The adaptation, music and lyrics, on Broadway after a success in Sarasota, Fla., are all by Jill Santoriello, who proudly describes herself in the program as self-taught and who obviously studied "Les Misérables." The big production has been directed and choreographed by Warren Carlyle, in his Broadway debut.
Does Broadway need such a show? How desperate is the underserved pop-operetta audience since the latest revival of "Les Miz?" The results, especially considering the relative inexperience of the creators, are surprisingly solid. The show is less bombastic than some examples of the musical-potboiler genre, less foolish than some others. If this sounds like a recommendation, you know whom you are.
The newcomers have been surrounded by an experienced design team - including Tony Walton, who smartly moves the Charles Dickens story through what seem like hundreds of different realistic and abstract locations throughout Paris and London.
And that's just before intermission. Although the show is hardly short, it fast-forwards through the many short scenes in the overpopulated plot as if being speed-read. The generic songs, especially in the long, yet hurried, first act, seem truncated, as if they began and ended at their last stanzas, which make the musical climaxes feel unearned. The cast is never less than passionately earnest. James Barbour is consider- ably more than that as Sydney Carton, the dissolute English attorney who learns selflessness through love of Lucie (Brandi Burkhardt), who marries the noble French aristocrat (Aaron Lazar).

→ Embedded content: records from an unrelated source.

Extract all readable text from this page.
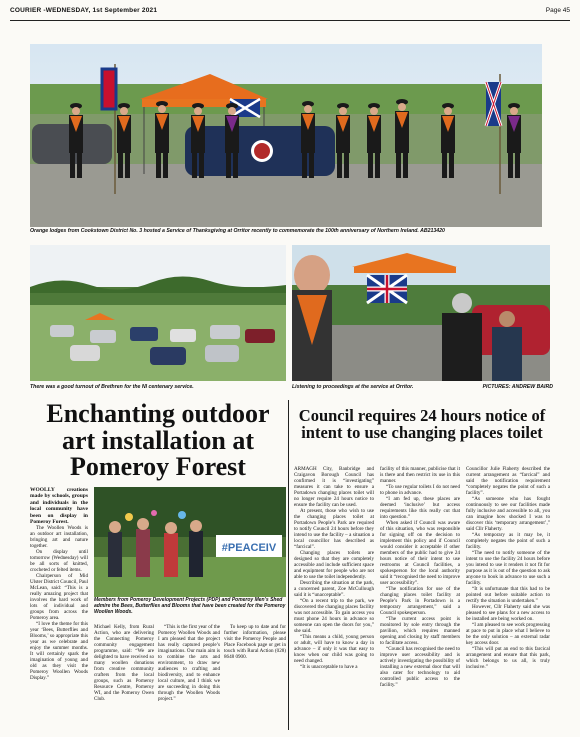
COURIER -WEDNESDAY, 1st September 2021	Page 45
Orange lodges from Cookstown District No. 3 hosted a Service of Thanksgiving at Orritor recently to commemorate the 100th anniversary of Northern Ireland. AB213420
There was a good turnout of Brethren for the NI centenary service.	Listening to proceedings at the service at Orritor.	PICTURES: ANDREW BAIRD
Enchanting outdoor art installation at Pomeroy Forest
Council requires 24 hours notice of intent to use changing places toilet

WOOLLY creations made by schools, groups and individuals in the local community have been on display in Pomeroy Forest.

The Woollen Woods is an outdoor art installation, bringing art and nature together.

On display until tomorrow (Wednesday) will be all sorts of knitted, crocheted or felted items.

Chairperson of Mid Ulster District Council, Paul McLean, said: “This is a really amazing project that involves the hard work of lots of individual and groups from across the Pomeroy area.

“I love the theme for this year ‘Bees, Butterflies and Blooms,’ so appropriate this year as we celebrate and enjoy the summer months. It will certainly spark the imagination of young and old as they visit the Pomeroy Woollen Woods Display.”

#PEACEIV
Members from Pomeroy Development Projects (PDP) and Pomeroy Men’s Shed admire the Bees, Butterflies and Blooms that have been created for the Pomeroy Woollen Woods.

Michael Kelly, from Rural Action, who are delivering the Connecting Pomeroy community engagement programme, said: “We are delighted to have received so many woollen donations from creative community crafters from the local groups, such as Pomeroy Resource Centre, Pomeroy WI, and the Pomeroy Owen Club.

“This is the first year of the Pomeroy Woollen Woods and I am pleased that the project has really captured people’s imaginations. Our main aim is to combine the arts and environment, to draw new audiences to crafting and biodiversity, and to enhance local culture, and I think we are succeeding in doing this through the Woollen Woods project.”

To keep up to date and for further information, please visit the Pomeroy People and Place Facebook page or get in touch with Rural Action (028) 8648 0900.

ARMAGH City, Banbridge and Craigavon Borough Council has confirmed it is “investigating” measures it can take to ensure a Portadown changing places toilet will no longer require 24 hours notice to ensure the facility can be used.

At present, those who wish to use the changing places toilet at Portadown People’s Park are required to notify Council 24 hours before they intend to use the facility – a situation a local councillor has described as “farcical”.

Changing places toilets are designed so that they are completely accessible and include sufficient space and equipment for people who are not able to use the toilet independently.

Describing the situation at the park, a concerned parent, Zoe McCullough said it is “unacceptable”.

“On a recent trip to the park, we discovered the changing places facility was not accessible. To gain access you must phone 24 hours in advance so someone can open the doors for you,” she said.

“This means a child, young person or adult, will have to know a day in advance – if only it was that easy to know when our child was going to need changed.

“It is unacceptable to have a

facility of this manner, publicise that it is there and then restrict its use in this manner.

“To use regular toilets I do not need to phone in advance.

“I am fed up, these places are deemed ‘inclusive’ but access requirements like this really cut that into question.”

When asked if Council was aware of this situation, who was responsible for signing off on the decision to implement this policy and if Council would consider it acceptable if other members of the public had to give 24 hours notice of their intent to use restrooms at Council facilities, a spokesperson for the local authority said it “recognised the need to improve user accessibility”.

“The notification for use of the changing places toilet facility at People’s Park in Portadown is a temporary arrangement,” said a Council spokesperson.

“The current access point is monitored by sole entry through the pavilion, which requires manned opening and closing by staff members to facilitate access.

“Council has recognised the need to improve user accessibility and is actively investigating the possibility of installing a new external door that will also cater for technology to aid controlled public access to the facility.”

Councillor Julie Flaherty described the current arrangement as “farcical” and said the notification requirement “completely negates the point of such a facility”.

“As someone who has fought continuously to see our facilities made fully inclusive and accessible to all, you can imagine how shocked I was to discover this ‘temporary arrangement’,” said Cllr Flaherty.

“As temporary as it may be, it completely negates the point of such a facility.

“The need to notify someone of the intent to use the facility 24 hours before you intend to use it renders it not fit for purpose as it is out of the question to ask anyone to book in advance to use such a facility.

“It is unfortunate that this had to be pointed out before suitable action to rectify the situation is undertaken.”

However, Cllr Flaherty said she was pleased to see plans for a new access to be installed are being worked on.

“I am pleased to see work progressing at pace to put in place what I believe to be the only solution – an external radar key access door.

“This will put an end to this farcical arrangement and ensure that this park, which belongs to us all, is truly inclusive.”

Barbour has a silky, sulky reptilian charisma and a voice that, for all the monotony of the crooning style, has remarkable range and color. Natalie Toro, as Madame Defarge, the revolutionary who knits, has a pungent Brechtian edge.
Vapid songs drone on about how fine life would be "if dreams came true." Two of the big faceless numbers, significantly, are titled "I Can't Recall" and "Out of Sight, Out of Mind." And so's the show.